LightCross: A Lightweight Smart Contract Vulnerability Detection Tool

Blockchain and smart contracts have transformed industries by automating complex processes and transactions. However, this innovation has introduced significant security concerns, potentially leading to loss of financial assets and data integrity. The focus of this research is to address these challenges by developing a tool that can enable developers and testers to detect vulnerabilities in smart contracts in an efficient and reliable way. The research contributions include an analysis of existing literature on smart contract security, along with the design and implementation of a lightweight vulnerability detection tool called LightCross. This tool runs two well-known detectors, Slither and Mythril, to analyse smart contracts. Experimental analysis was conducted using the SmartBugs curated dataset, which contains 143 vulnerable smart contracts with a total of 206 vulnerabilities.
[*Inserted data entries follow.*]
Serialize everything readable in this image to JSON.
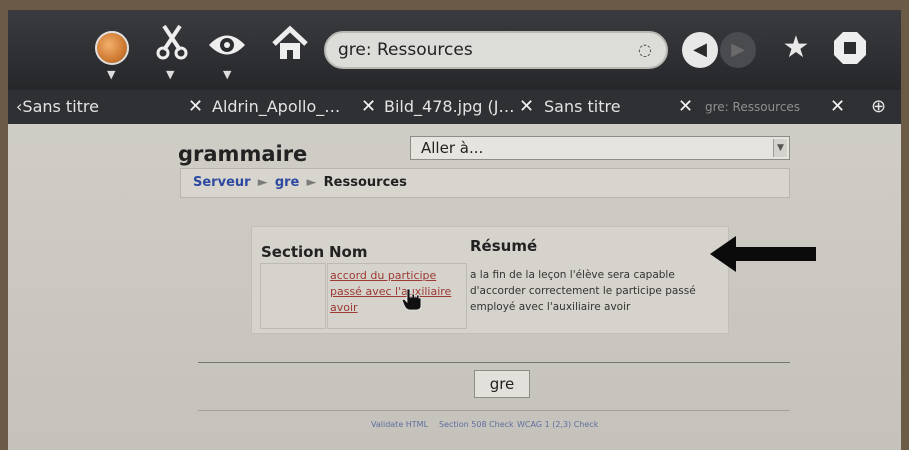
{
  "toolbar": {
    "url_text": "gre: Ressources",
    "icons": [
      "globe-icon",
      "scissors-icon",
      "eye-icon",
      "home-icon",
      "reload-icon",
      "back-icon",
      "forward-icon",
      "star-icon",
      "stop-icon"
    ]
  },
  "tabs": [
    {
      "label": "Sans titre",
      "prefix": "‹"
    },
    {
      "label": "Aldrin_Apollo_…"
    },
    {
      "label": "Bild_478.jpg (J…"
    },
    {
      "label": "Sans titre"
    },
    {
      "label": "gre: Ressources",
      "active": true
    }
  ],
  "page": {
    "title": "grammaire",
    "goto_label": "Aller à...",
    "breadcrumb": {
      "items": [
        "Serveur",
        "gre",
        "Ressources"
      ],
      "separator": "►"
    },
    "table": {
      "headers": [
        "Section",
        "Nom",
        "Résumé"
      ],
      "rows": [
        {
          "section": "",
          "name": "accord du participe passé avec l'auxiliaire avoir",
          "name_lines": [
            "accord du participe",
            "passé avec l'auxiliaire",
            "avoir"
          ],
          "summary_lines": [
            "a la fin de la leçon l'élève sera capable",
            "d'accorder correctement le participe passé",
            "employé avec l'auxiliaire avoir"
          ]
        }
      ]
    },
    "button_label": "gre",
    "footer_links": [
      "Validate HTML",
      "Section 508 Check",
      "WCAG 1 (2,3) Check"
    ]
  },
  "colors": {
    "toolbar_bg": "#2a2b2e",
    "link": "#2d4aa0",
    "resource_link": "#9c3a33",
    "page_bg": "#c9c7bf"
  }
}
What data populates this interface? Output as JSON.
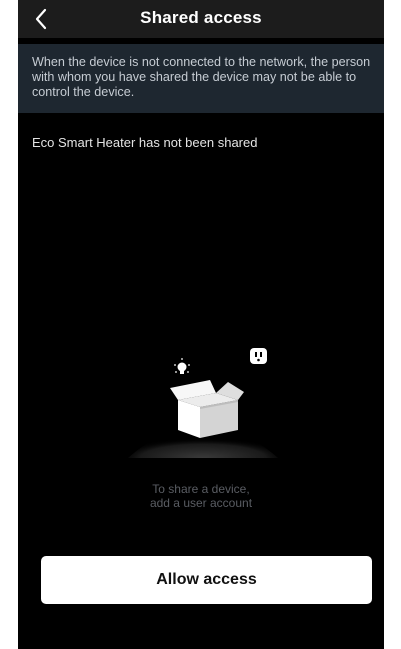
{
  "header": {
    "title": "Shared access",
    "back_icon": "chevron-left-icon"
  },
  "notice": {
    "text": "When the device is not connected to the network, the person with whom you have shared the device may not be able to control the device."
  },
  "status": {
    "text": "Eco Smart Heater has not been shared"
  },
  "empty_state": {
    "illustration_icons": [
      "open-box-icon",
      "light-bulb-icon",
      "power-outlet-icon"
    ],
    "hint_line1": "To share a device,",
    "hint_line2": "add a user account"
  },
  "actions": {
    "allow_label": "Allow access"
  },
  "colors": {
    "background": "#000000",
    "header": "#1c1c1c",
    "notice_bg": "#1e2730",
    "button_bg": "#ffffff"
  }
}
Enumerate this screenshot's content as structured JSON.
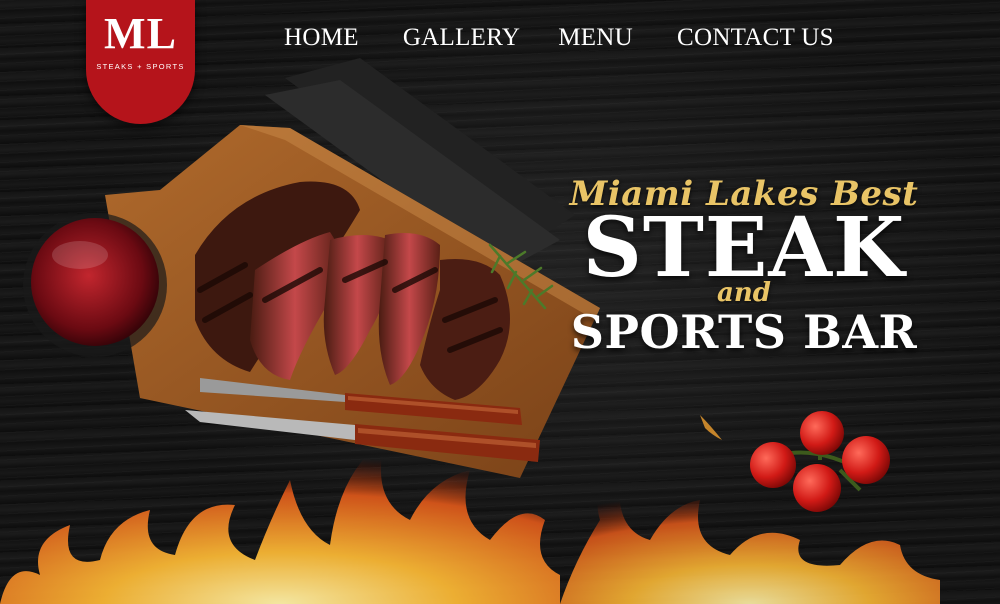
{
  "logo": {
    "mark": "ML",
    "tagline": "STEAKS + SPORTS"
  },
  "nav": {
    "items": [
      "HOME",
      "GALLERY",
      "MENU",
      "CONTACT US"
    ]
  },
  "hero": {
    "line1": "Miami Lakes Best",
    "line2": "STEAK",
    "line3": "and",
    "line4": "SPORTS BAR"
  },
  "colors": {
    "brand_red": "#b5141b",
    "gold": "#e9c466",
    "background": "#111111"
  },
  "icons": {
    "logo": "ml-logo-badge"
  }
}
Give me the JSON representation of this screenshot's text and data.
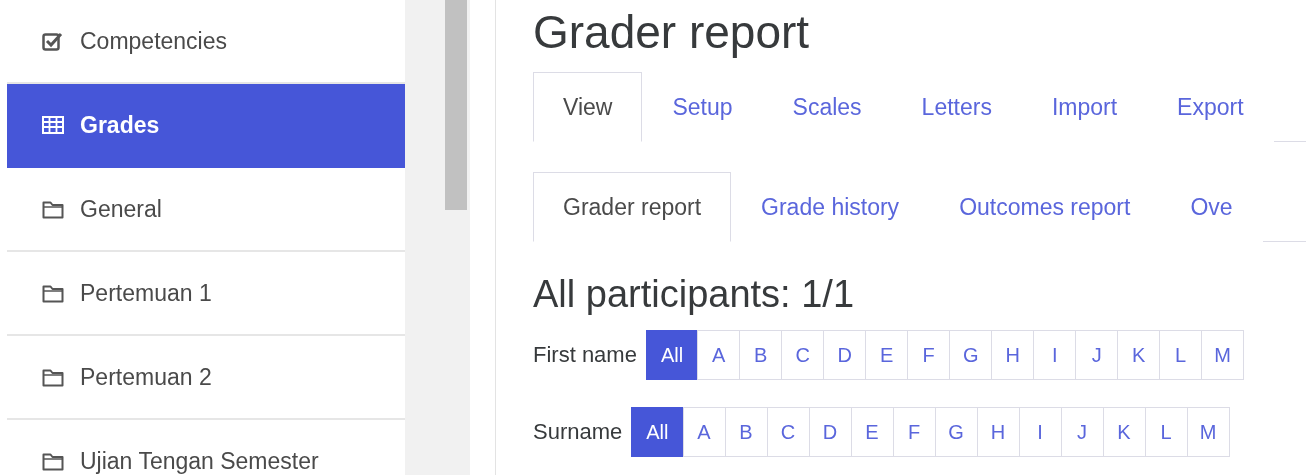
{
  "sidebar": {
    "items": [
      {
        "label": "Competencies",
        "kind": "checkbox",
        "selected": false
      },
      {
        "label": "Grades",
        "kind": "table",
        "selected": true
      },
      {
        "label": "General",
        "kind": "folder",
        "selected": false
      },
      {
        "label": "Pertemuan 1",
        "kind": "folder",
        "selected": false
      },
      {
        "label": "Pertemuan 2",
        "kind": "folder",
        "selected": false
      },
      {
        "label": "Ujian Tengan Semester",
        "kind": "folder",
        "selected": false
      }
    ]
  },
  "title": "Grader report",
  "tabs": [
    {
      "label": "View",
      "selected": true
    },
    {
      "label": "Setup",
      "selected": false
    },
    {
      "label": "Scales",
      "selected": false
    },
    {
      "label": "Letters",
      "selected": false
    },
    {
      "label": "Import",
      "selected": false
    },
    {
      "label": "Export",
      "selected": false
    }
  ],
  "subtabs": [
    {
      "label": "Grader report",
      "selected": true
    },
    {
      "label": "Grade history",
      "selected": false
    },
    {
      "label": "Outcomes report",
      "selected": false
    },
    {
      "label": "Ove",
      "selected": false
    }
  ],
  "heading": "All participants: 1/1",
  "filters": [
    {
      "label": "First name",
      "letters": [
        {
          "label": "All",
          "selected": true
        },
        {
          "label": "A",
          "selected": false
        },
        {
          "label": "B",
          "selected": false
        },
        {
          "label": "C",
          "selected": false
        },
        {
          "label": "D",
          "selected": false
        },
        {
          "label": "E",
          "selected": false
        },
        {
          "label": "F",
          "selected": false
        },
        {
          "label": "G",
          "selected": false
        },
        {
          "label": "H",
          "selected": false
        },
        {
          "label": "I",
          "selected": false
        },
        {
          "label": "J",
          "selected": false
        },
        {
          "label": "K",
          "selected": false
        },
        {
          "label": "L",
          "selected": false
        },
        {
          "label": "M",
          "selected": false
        }
      ]
    },
    {
      "label": "Surname",
      "letters": [
        {
          "label": "All",
          "selected": true
        },
        {
          "label": "A",
          "selected": false
        },
        {
          "label": "B",
          "selected": false
        },
        {
          "label": "C",
          "selected": false
        },
        {
          "label": "D",
          "selected": false
        },
        {
          "label": "E",
          "selected": false
        },
        {
          "label": "F",
          "selected": false
        },
        {
          "label": "G",
          "selected": false
        },
        {
          "label": "H",
          "selected": false
        },
        {
          "label": "I",
          "selected": false
        },
        {
          "label": "J",
          "selected": false
        },
        {
          "label": "K",
          "selected": false
        },
        {
          "label": "L",
          "selected": false
        },
        {
          "label": "M",
          "selected": false
        }
      ]
    }
  ]
}
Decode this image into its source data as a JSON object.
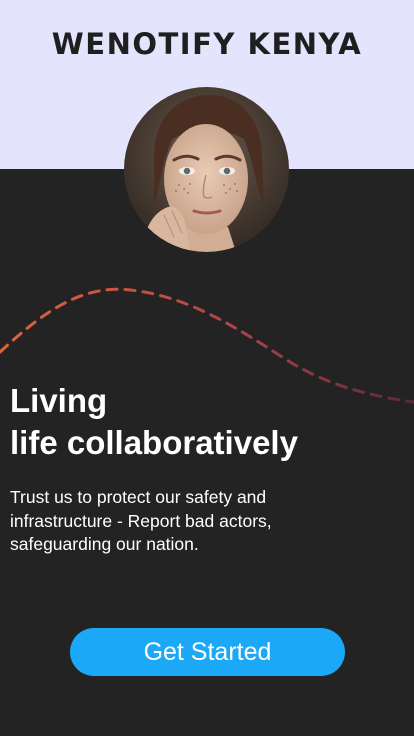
{
  "brand": {
    "name": "WENOTIFY KENYA",
    "band_color": "#e4e4fd"
  },
  "hero": {
    "avatar_icon": "user-portrait-photo",
    "wave_colors": [
      "#e0643a",
      "#b0444a",
      "#5a2a3a"
    ]
  },
  "headline": {
    "line1": "Living",
    "line2": "life collaboratively"
  },
  "subtext": "Trust us to protect our safety and infrastructure - Report bad actors, safeguarding our nation.",
  "cta": {
    "label": "Get Started",
    "color": "#1ba8f7"
  },
  "theme": {
    "background": "#232323",
    "text": "#ffffff"
  }
}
The results showed that LightCross achieves the same detection rate as SmartBugs when using the same backend detectors (Slither and Mythril) while eliminating SmartBugs’ need for a separate Docker container for each detector. Mythril detects 53% and Slither 48% of the vulnerabilities in the SmartBugs curated dataset. Furthermore, an assessment of the execution time across various vulnerability categories revealed that LightCross performs comparably to SmartBugs when using the Mythril detector, while LightCross is significantly faster when using the Slither detector. Finally, to enhance user-friendliness and relevance, LightCross presents the verification results based on OpenSCV, a state-of-the-art academic classification of smart contract vulnerabilities, aligned with the industry-standard CWE and offering improvements over the unmaintained SWC taxonomy.